Spanish armada conquers england in 1588

As for the Catholics being both numerous enough to rise and likely to actually do so--that, like Parma's frustrated conviction he could and should have prevailed in the Netherlands, is something we don't really know, but certainly there was some doubt Elizabeth could rely on all her subjects to rally to her and not a Spanish-favored candidate for the throne.

Parma might well have landed and then found that the country folk weren't going to flock to his banner after all.

But certainly Elizabeth herself is responsible for much of the retrospective view we have that English people are automatically English first and these sectarian factions second; between her and Shakespeare, the two of them did much of the work of creating English patriotism. Mattingly gives examples of how she "courted" her people into a sort of collective marriage with all of them. The Armada fiasco as it played out OTL had a lot to do with consolidating her position; had things somehow gone better for the Spanish it isn't clear how solid English resistance would have been.

The areas of plausible landing weren't areas of Catholic strength, for one thing.
 
The Spanish puppet, the French Duke of Guise, was killed on the orders of the French king once word of the Armada's defeat had arrived.
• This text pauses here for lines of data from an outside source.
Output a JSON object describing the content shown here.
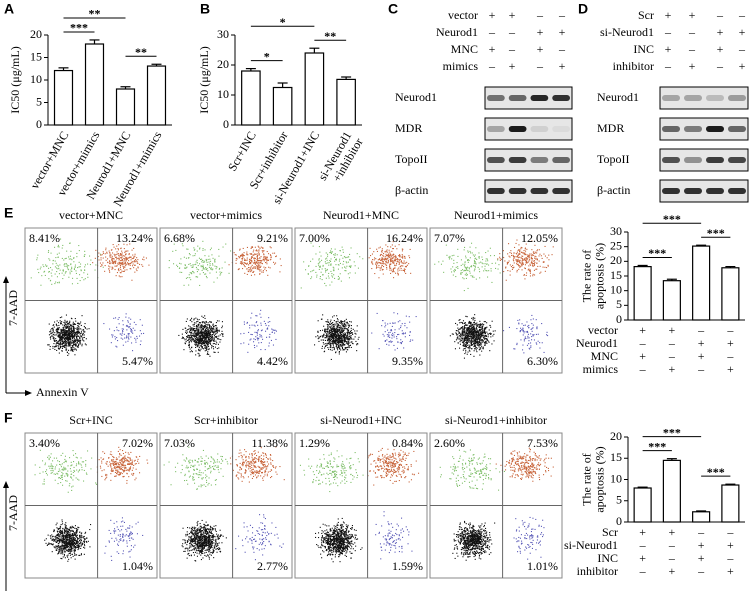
{
  "chart_data": [
    {
      "type": "bar",
      "letter": "A",
      "y_label": [
        "IC50 (μg/mL)"
      ],
      "categories": [
        "vector+MNC",
        "vector+mimics",
        "Neurod1+MNC",
        "Neurod1+mimics"
      ],
      "values": [
        12.1,
        18.0,
        8.0,
        13.1
      ],
      "errors": [
        0.6,
        0.9,
        0.5,
        0.4
      ],
      "ylim": [
        0,
        20
      ],
      "yticks": [
        0,
        5,
        10,
        15,
        20
      ],
      "comparisons": [
        {
          "between": [
            0,
            1
          ],
          "label": "***"
        },
        {
          "between": [
            2,
            3
          ],
          "label": "**"
        },
        {
          "between": [
            0,
            2
          ],
          "label": "**"
        }
      ]
    },
    {
      "type": "bar",
      "letter": "B",
      "y_label": [
        "IC50 (μg/mL)"
      ],
      "categories": [
        "Scr+INC",
        "Scr+inhibitor",
        "si-Neurod1+INC",
        "si-Neurod1\n+inhibitor"
      ],
      "values": [
        18.0,
        12.5,
        24.0,
        15.2
      ],
      "errors": [
        0.8,
        1.5,
        1.6,
        0.8
      ],
      "ylim": [
        0,
        30
      ],
      "yticks": [
        0,
        10,
        20,
        30
      ],
      "comparisons": [
        {
          "between": [
            0,
            1
          ],
          "label": "*"
        },
        {
          "between": [
            2,
            3
          ],
          "label": "**"
        },
        {
          "between": [
            0,
            2
          ],
          "label": "*"
        }
      ]
    },
    {
      "type": "bar",
      "y_label": [
        "The rate of",
        "apoptosis (%)"
      ],
      "conditions": [
        {
          "name": "vector",
          "signs": [
            "+",
            "+",
            "–",
            "–"
          ]
        },
        {
          "name": "Neurod1",
          "signs": [
            "–",
            "–",
            "+",
            "+"
          ]
        },
        {
          "name": "MNC",
          "signs": [
            "+",
            "–",
            "+",
            "–"
          ]
        },
        {
          "name": "mimics",
          "signs": [
            "–",
            "+",
            "–",
            "+"
          ]
        }
      ],
      "values": [
        18.2,
        13.4,
        25.2,
        17.8
      ],
      "errors": [
        0.4,
        0.5,
        0.3,
        0.4
      ],
      "ylim": [
        0,
        30
      ],
      "yticks": [
        0,
        5,
        10,
        15,
        20,
        25,
        30
      ],
      "comparisons": [
        {
          "between": [
            0,
            1
          ],
          "label": "***"
        },
        {
          "between": [
            2,
            3
          ],
          "label": "***"
        },
        {
          "between": [
            0,
            2
          ],
          "label": "***"
        }
      ]
    },
    {
      "type": "bar",
      "y_label": [
        "The rate of",
        "apoptosis (%)"
      ],
      "conditions": [
        {
          "name": "Scr",
          "signs": [
            "+",
            "+",
            "–",
            "–"
          ]
        },
        {
          "name": "si-Neurod1",
          "signs": [
            "–",
            "–",
            "+",
            "+"
          ]
        },
        {
          "name": "INC",
          "signs": [
            "+",
            "–",
            "+",
            "–"
          ]
        },
        {
          "name": "inhibitor",
          "signs": [
            "–",
            "+",
            "–",
            "+"
          ]
        }
      ],
      "values": [
        8.0,
        14.5,
        2.4,
        8.7
      ],
      "errors": [
        0.2,
        0.4,
        0.2,
        0.2
      ],
      "ylim": [
        0,
        20
      ],
      "yticks": [
        0,
        5,
        10,
        15,
        20
      ],
      "comparisons": [
        {
          "between": [
            0,
            1
          ],
          "label": "***"
        },
        {
          "between": [
            2,
            3
          ],
          "label": "***"
        },
        {
          "between": [
            0,
            2
          ],
          "label": "***"
        }
      ]
    }
  ],
  "blots": [
    {
      "letter": "C",
      "conditions": [
        {
          "name": "vector",
          "signs": [
            "+",
            "+",
            "–",
            "–"
          ]
        },
        {
          "name": "Neurod1",
          "signs": [
            "–",
            "–",
            "+",
            "+"
          ]
        },
        {
          "name": "MNC",
          "signs": [
            "+",
            "–",
            "+",
            "–"
          ]
        },
        {
          "name": "mimics",
          "signs": [
            "–",
            "+",
            "–",
            "+"
          ]
        }
      ],
      "proteins": [
        "Neurod1",
        "MDR",
        "TopoII",
        "β-actin"
      ]
    },
    {
      "letter": "D",
      "conditions": [
        {
          "name": "Scr",
          "signs": [
            "+",
            "+",
            "–",
            "–"
          ]
        },
        {
          "name": "si-Neurod1",
          "signs": [
            "–",
            "–",
            "+",
            "+"
          ]
        },
        {
          "name": "INC",
          "signs": [
            "+",
            "–",
            "+",
            "–"
          ]
        },
        {
          "name": "inhibitor",
          "signs": [
            "–",
            "+",
            "–",
            "+"
          ]
        }
      ],
      "proteins": [
        "Neurod1",
        "MDR",
        "TopoII",
        "β-actin"
      ]
    }
  ],
  "flow": [
    {
      "letter": "E",
      "y_axis": "7-AAD",
      "x_axis": "Annexin V",
      "plots": [
        {
          "title": "vector+MNC",
          "upper_left": "8.41%",
          "upper_right": "13.24%",
          "lower_right": "5.47%"
        },
        {
          "title": "vector+mimics",
          "upper_left": "6.68%",
          "upper_right": "9.21%",
          "lower_right": "4.42%"
        },
        {
          "title": "Neurod1+MNC",
          "upper_left": "7.00%",
          "upper_right": "16.24%",
          "lower_right": "9.35%"
        },
        {
          "title": "Neurod1+mimics",
          "upper_left": "7.07%",
          "upper_right": "12.05%",
          "lower_right": "6.30%"
        }
      ]
    },
    {
      "letter": "F",
      "y_axis": "7-AAD",
      "x_axis": "Annexin V",
      "plots": [
        {
          "title": "Scr+INC",
          "upper_left": "3.40%",
          "upper_right": "7.02%",
          "lower_right": "1.04%"
        },
        {
          "title": "Scr+inhibitor",
          "upper_left": "7.03%",
          "upper_right": "11.38%",
          "lower_right": "2.77%"
        },
        {
          "title": "si-Neurod1+INC",
          "upper_left": "1.29%",
          "upper_right": "0.84%",
          "lower_right": "1.59%"
        },
        {
          "title": "si-Neurod1+inhibitor",
          "upper_left": "2.60%",
          "upper_right": "7.53%",
          "lower_right": "1.01%"
        }
      ]
    }
  ]
}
Shevek23, that's where I first read the line, it's one of the chapter headings.
 
Thoughts...

It's easy to look at this through the prism of OTL and the failure of both Napoleon and Hitler to subdue England. Barely a hundred years earlier, Elizabeth's grandfather had usurped the throne with an invasion. The myth of our impregnability is a modern tale.

Had Parma got his troops ashore, I'm convinced he would have brushed aside opposition and got to London much as William had done in 1066 after Hastings. I suspect Elizabeth would have fled though where is less certain.

Gallant notions of heroic resistance don't coincide with reality - they wouldn't have had German troops got into southern England in the autumn of 1940 - and it seems inconceivable that the bulk of the population wouldn't have acquiesced and become good Catholics. Most survived the reign of Mary and would have found the Spanish equally convincing in the field of religious conversion.

The targets for the Spanish would be the aristocrats closest to the court and the Queen. As always with occupation, the wealthy could buy their survival and it seems likely those who were out of favour with Elizabeth would find themselves in favour with Spain and with Philip II or presumably Parma as his Governor in London.

Longer term, I've never bought into the Pavanesque concept of the Holy League triumphant. The contradictions which destroyed the Spanish Empire in OTL would still have existed and the occupation and administration of England would have been another burden for Madrid to deal with.